Bushmanland in Namibia
Ins and outs
Some 57 km north of Grootfontein there is a turning east (C44) for Tsumkwe (222 km) and Khaudum Game Park. When you look at a road map of Namibia there is a large blank area in the northeast with very few roads or settlements. This is the region commonly known as Bushmanland. Like Kaokoland in Namibia's northwest, this is tough part of the country to travel in - you should not even consider exploring here unless you are familiar with 4WD in soft sand and off-road. There are no facilities for tourists and visitors must be completely self-sufficient: food, water, tents and so on must all be brought with you. There is no petrol available so you need to carry extra jerry cans of fuel. On Namibia's border with Botswana is the remote and little-visited Khaudum Game Park. Visitors to Khaudum should be in a convoy of at least two vehicles. Elsewhere in the region it would also make sense to travel with another vehicle.Tsumkwe
Nyae Nyae Conservancy
Tsumkwe may be the regional administrative centre, and the largest settlement in the region, but it is no more than a crossroads with a ramshackle collection of shops, trading stores and bottle shops. You may find Bushman art for sale in stalls or small shops: ostrich egg bracelets and necklaces and colourful beaded bags are the most common items. If you plan to explore the area make sure you have sufficient fuel for your planned mileage. There is a police station and
Nature Conservation office
, which is useful for anyone travelling on to the Khaudum Game Park; the office will be able to advise on the condition of the roads and location of the wildlife. Look out for a large baobab tree close by. The options from here are to go east for 57 km on a sandy road to the remote border post with Botswana at Dobe (open 0700-1500), or head north 78 km to the unmanned gates of the Khaudum Game Park .
The Nyae Nyae Conservancy is 9003 sq km in size and stretches from about 30 km west of Tsumkwe and 55 km east to the Botswana border. From north to south it extends for about 100 km. It was registered in 1998, giving the Ju/'hoansi Bushmen the right to utilize the wildlife in the area by receiving the income from a hunting concession. The fewer than 1000 members of the conservancy (total number of Ju/'hoansi residing in the area are about 3000) receive US$10,000 a year from the concession. They may also hunt traditionally in the area. The WWF (Worldwide Fund for Nature) has sponsored the reintroduction of game such as eland, springbuck, blue wildebeest and oryx to increase game numbers.
The Ju/'hoansi have always lived in the Nyae Nyae area as well as across the border in Botswana, north in what is now the Khaudum Game Park, and south in what is now Hereroland. Archaeologists claim they've lived here for at least 40,000 years (ash from their fires have been found below the calcrete layer). Tsumkwe lies in the centre of the Nyae Nyae Conservancy, but is not part of the conservancy. This means that people from any language group can live in Tsumkwe, but not inside the conservancy borders. Since the 1950s the Ju/'hoansi have had contact with the outside world, and they no longer wear traditional clothes. They are also now settled in about 37 villages in the conservancy, each with its own borehole.

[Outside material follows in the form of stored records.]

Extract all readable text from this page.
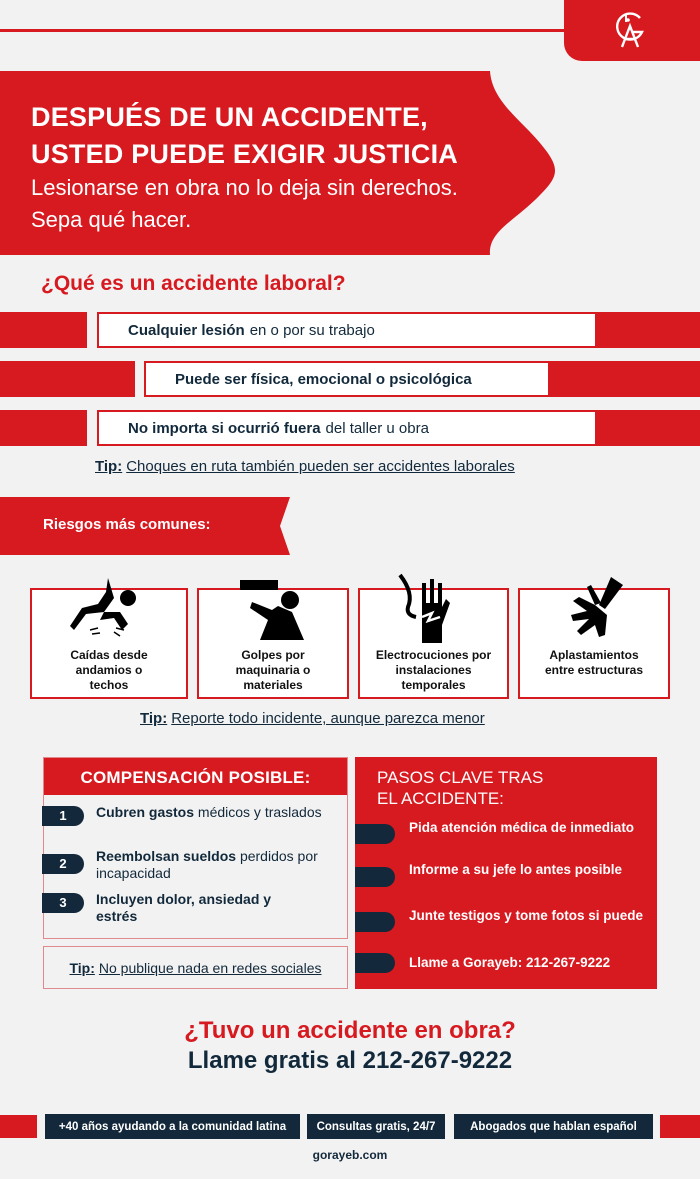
DESPUÉS DE UN ACCIDENTE,
USTED PUEDE EXIGIR JUSTICIA
Lesionarse en obra no lo deja sin derechos. Sepa qué hacer.
¿Qué es un accidente laboral?
Cualquier lesión en o por su trabajo
Puede ser física, emocional o psicológica
No importa si ocurrió fuera del taller u obra
Tip: Choques en ruta también pueden ser accidentes laborales
Riesgos más comunes:
Caídas desde andamios o techos
Golpes por maquinaria o materiales
Electrocuciones por instalaciones temporales
Aplastamientos entre estructuras
Tip: Reporte todo incidente, aunque parezca menor
COMPENSACIÓN POSIBLE:
1	Cubren gastos médicos y traslados
2	Reembolsan sueldos perdidos por incapacidad
3	Incluyen dolor, ansiedad y estrés
Tip: No publique nada en redes sociales
PASOS CLAVE TRAS
EL ACCIDENTE:
Pida atención médica de inmediato
Informe a su jefe lo antes posible
Junte testigos y tome fotos si puede
Llame a Gorayeb: 212-267-9222
¿Tuvo un accidente en obra?
Llame gratis al 212-267-9222
+40 años ayudando a la comunidad latina	Consultas gratis, 24/7	Abogados que hablan español
gorayeb.com
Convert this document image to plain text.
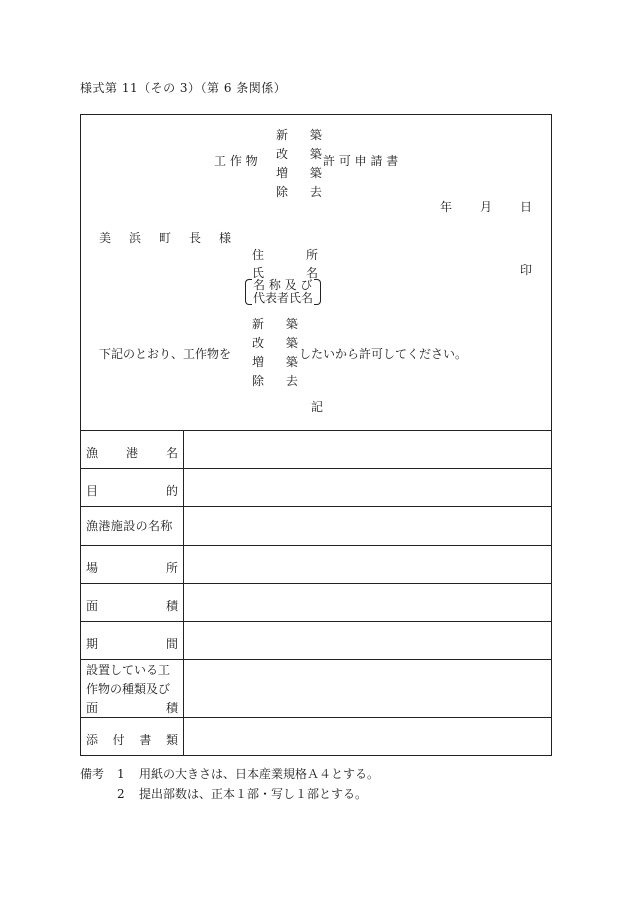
様式第 11（その 3）（第 6 条関係）
工 作 物
新 築
改 築
増 築
除 去
許 可 申 請 書
年 月 日
美 浜 町 長 様
住	所
氏	名
名 称 及 び
代表者氏名
印
下記のとおり、工作物を
新 築
改 築
増 築
除 去
したいから許可してください。
記
漁 港 名
目	的
漁港施設の名称
場	所
面	積
期	間
設置している工
作物の種類及び
面	積
添 付 書 類
備考 1 用紙の大きさは、日本産業規格Ａ４とする。
2 提出部数は、正本１部・写し１部とする。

In recent years simple campsites have been developed close to these villages for tourists and visitors; you can camp here for a small fee which goes back into the local community. A few years ago you could camp for free anywhere in Bushmanland; these days this is discouraged and it's very important that the local people benefit from tourism to the region. Employment opportunities in the area are limited and most people don't have any income. They receive a yearly payment from the hunting concession and also earn money from the selling of crafts; those over 60 get a government pension. However, people still collect food and hunt game to supplement their modern diet of maize meal porridge.
If you are interested in learning about the Bushman culture - tracking, bush food, hunting and traditional dancing - you can enquire at the Nyae Nyae Conservancy Office. It can arrange a guide from the community. Always arrange payment before going on an outing; the office will give you an idea of fees. Expect to pay around US$10 per person for a guide on a short walk or US$3 per person for a demonstration of traditional dancing. Crafts are also usually for sale. If you do come into contact with the Bushmen communities be courteous at all times and respect their traditions. Tourism has only just started to find its way into this region, the first people who pass through must be careful to leave the right impressions.